# smart trailer needs new tyres, which one?



## bubble63 (Sep 30, 2009)

hi
just noticed my Brian James smart trailer tyres are getting small split around the circumference , time to change me thinks as its a 2 wheeled trailer.

tyres are hannook 165 80 R13 83T

question, which tyre is best, are trailer tyres different to car tyres of the same spec ?

Neill
cambridge


----------



## HarleyDave (Jul 1, 2007)

Chances are you will not be putting that many miles on them so the temptation will be to go cheap.
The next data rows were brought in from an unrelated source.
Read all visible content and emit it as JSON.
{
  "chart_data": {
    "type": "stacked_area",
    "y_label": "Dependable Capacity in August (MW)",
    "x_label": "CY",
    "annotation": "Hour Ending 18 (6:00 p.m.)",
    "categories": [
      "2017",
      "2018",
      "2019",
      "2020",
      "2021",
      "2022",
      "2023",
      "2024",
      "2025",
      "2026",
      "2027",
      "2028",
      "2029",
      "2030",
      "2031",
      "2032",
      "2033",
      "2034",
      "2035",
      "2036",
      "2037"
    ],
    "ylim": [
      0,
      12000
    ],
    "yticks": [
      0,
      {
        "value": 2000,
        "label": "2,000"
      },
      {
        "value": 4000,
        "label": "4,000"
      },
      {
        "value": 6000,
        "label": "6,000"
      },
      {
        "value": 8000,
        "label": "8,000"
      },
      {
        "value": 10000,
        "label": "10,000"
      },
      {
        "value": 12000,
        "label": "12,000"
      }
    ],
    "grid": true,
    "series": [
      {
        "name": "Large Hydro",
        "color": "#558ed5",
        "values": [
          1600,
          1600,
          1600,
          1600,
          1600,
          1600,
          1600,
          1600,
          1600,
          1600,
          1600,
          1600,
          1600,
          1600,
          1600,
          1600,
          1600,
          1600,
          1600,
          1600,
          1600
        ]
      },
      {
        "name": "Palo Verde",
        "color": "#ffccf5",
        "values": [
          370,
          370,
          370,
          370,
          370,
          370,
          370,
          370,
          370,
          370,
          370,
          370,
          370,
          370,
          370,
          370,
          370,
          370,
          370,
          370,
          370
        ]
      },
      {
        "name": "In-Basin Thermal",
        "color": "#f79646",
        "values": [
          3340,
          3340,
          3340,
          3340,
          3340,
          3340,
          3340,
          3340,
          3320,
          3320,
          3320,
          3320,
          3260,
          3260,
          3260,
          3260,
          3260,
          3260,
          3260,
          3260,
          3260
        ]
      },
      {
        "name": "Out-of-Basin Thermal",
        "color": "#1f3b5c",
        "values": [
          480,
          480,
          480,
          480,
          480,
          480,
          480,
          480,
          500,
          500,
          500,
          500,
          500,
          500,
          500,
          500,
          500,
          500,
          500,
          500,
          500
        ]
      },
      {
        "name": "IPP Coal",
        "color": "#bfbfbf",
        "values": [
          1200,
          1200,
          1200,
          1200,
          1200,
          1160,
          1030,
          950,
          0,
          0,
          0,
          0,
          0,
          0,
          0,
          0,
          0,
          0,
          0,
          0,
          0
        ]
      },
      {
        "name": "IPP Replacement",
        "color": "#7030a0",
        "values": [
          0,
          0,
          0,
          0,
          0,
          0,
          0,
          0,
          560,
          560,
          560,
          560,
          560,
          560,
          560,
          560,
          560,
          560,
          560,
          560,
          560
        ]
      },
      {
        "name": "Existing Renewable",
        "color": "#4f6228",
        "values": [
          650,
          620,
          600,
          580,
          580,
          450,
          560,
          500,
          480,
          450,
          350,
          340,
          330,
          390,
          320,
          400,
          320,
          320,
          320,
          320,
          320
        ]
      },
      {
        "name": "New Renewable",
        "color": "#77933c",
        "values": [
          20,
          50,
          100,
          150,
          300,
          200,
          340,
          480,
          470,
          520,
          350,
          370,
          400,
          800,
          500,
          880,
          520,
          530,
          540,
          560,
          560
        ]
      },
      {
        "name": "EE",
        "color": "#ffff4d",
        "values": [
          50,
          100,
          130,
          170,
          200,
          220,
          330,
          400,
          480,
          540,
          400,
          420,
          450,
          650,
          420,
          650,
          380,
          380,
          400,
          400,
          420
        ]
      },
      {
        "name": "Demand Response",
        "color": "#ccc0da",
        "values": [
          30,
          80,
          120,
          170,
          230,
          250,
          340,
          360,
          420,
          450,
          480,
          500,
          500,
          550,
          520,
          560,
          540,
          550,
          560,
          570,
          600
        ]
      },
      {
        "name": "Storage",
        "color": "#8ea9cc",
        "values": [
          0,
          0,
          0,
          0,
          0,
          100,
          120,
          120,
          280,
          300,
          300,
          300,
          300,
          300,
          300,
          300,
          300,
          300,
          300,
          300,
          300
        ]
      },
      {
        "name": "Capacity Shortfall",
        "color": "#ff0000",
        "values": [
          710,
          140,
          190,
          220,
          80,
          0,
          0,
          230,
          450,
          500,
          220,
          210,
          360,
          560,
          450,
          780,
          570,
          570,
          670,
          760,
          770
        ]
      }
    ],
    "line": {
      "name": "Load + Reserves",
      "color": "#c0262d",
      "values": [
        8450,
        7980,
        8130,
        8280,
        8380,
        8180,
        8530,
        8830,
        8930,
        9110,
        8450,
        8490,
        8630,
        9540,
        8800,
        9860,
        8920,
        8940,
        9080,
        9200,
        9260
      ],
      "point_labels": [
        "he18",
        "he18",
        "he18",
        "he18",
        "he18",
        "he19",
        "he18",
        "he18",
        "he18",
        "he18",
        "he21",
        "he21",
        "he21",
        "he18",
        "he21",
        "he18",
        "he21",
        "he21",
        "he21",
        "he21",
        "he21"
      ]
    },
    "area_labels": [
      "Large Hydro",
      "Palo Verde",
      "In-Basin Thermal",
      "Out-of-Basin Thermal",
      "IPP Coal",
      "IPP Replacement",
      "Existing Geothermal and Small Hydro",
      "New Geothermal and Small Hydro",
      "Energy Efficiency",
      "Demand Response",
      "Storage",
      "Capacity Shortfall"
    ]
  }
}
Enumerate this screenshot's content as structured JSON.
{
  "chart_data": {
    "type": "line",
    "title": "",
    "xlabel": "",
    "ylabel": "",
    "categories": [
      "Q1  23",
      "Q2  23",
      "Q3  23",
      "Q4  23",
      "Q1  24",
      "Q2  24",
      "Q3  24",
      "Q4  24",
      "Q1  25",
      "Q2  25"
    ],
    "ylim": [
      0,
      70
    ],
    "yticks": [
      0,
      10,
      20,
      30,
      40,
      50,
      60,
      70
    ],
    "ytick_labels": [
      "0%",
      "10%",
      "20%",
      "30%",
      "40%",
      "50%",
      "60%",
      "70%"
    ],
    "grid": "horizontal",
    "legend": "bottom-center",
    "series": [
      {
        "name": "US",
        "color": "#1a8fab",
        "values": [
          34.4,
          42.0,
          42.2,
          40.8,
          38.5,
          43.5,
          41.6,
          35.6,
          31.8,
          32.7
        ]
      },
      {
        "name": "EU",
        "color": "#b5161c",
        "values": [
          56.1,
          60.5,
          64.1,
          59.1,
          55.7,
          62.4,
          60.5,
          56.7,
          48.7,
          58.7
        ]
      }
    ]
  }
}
That will be OK as long as you get the correct rating for the max weight of the trailer

Brian James are an established operation, with a good rep.

They will be able to advise the best tyre to fit

Cheers

Dave


----------



## listerdiesel (Aug 3, 2012)

"tyres are hannook 165 80 R13 83T"

That will be Hankook, and the T at the end signifies a speed rating of 118mph.

Go for the same again, or jump a size to 175/80 R13 86T, that will give you a bigger safety margin and tyre life will be better.

86T is 530kg per tyre load rating against 487kg for the 83T.

In either case, the tyre you buy has can have any speed rating from N up to T or higher, you can't legally go more than 60mph.

Peter


----------



## bubble63 (Sep 30, 2009)

hi

thanks for the speeling tip :wink: 

might go one up, good tip

regds neill


----------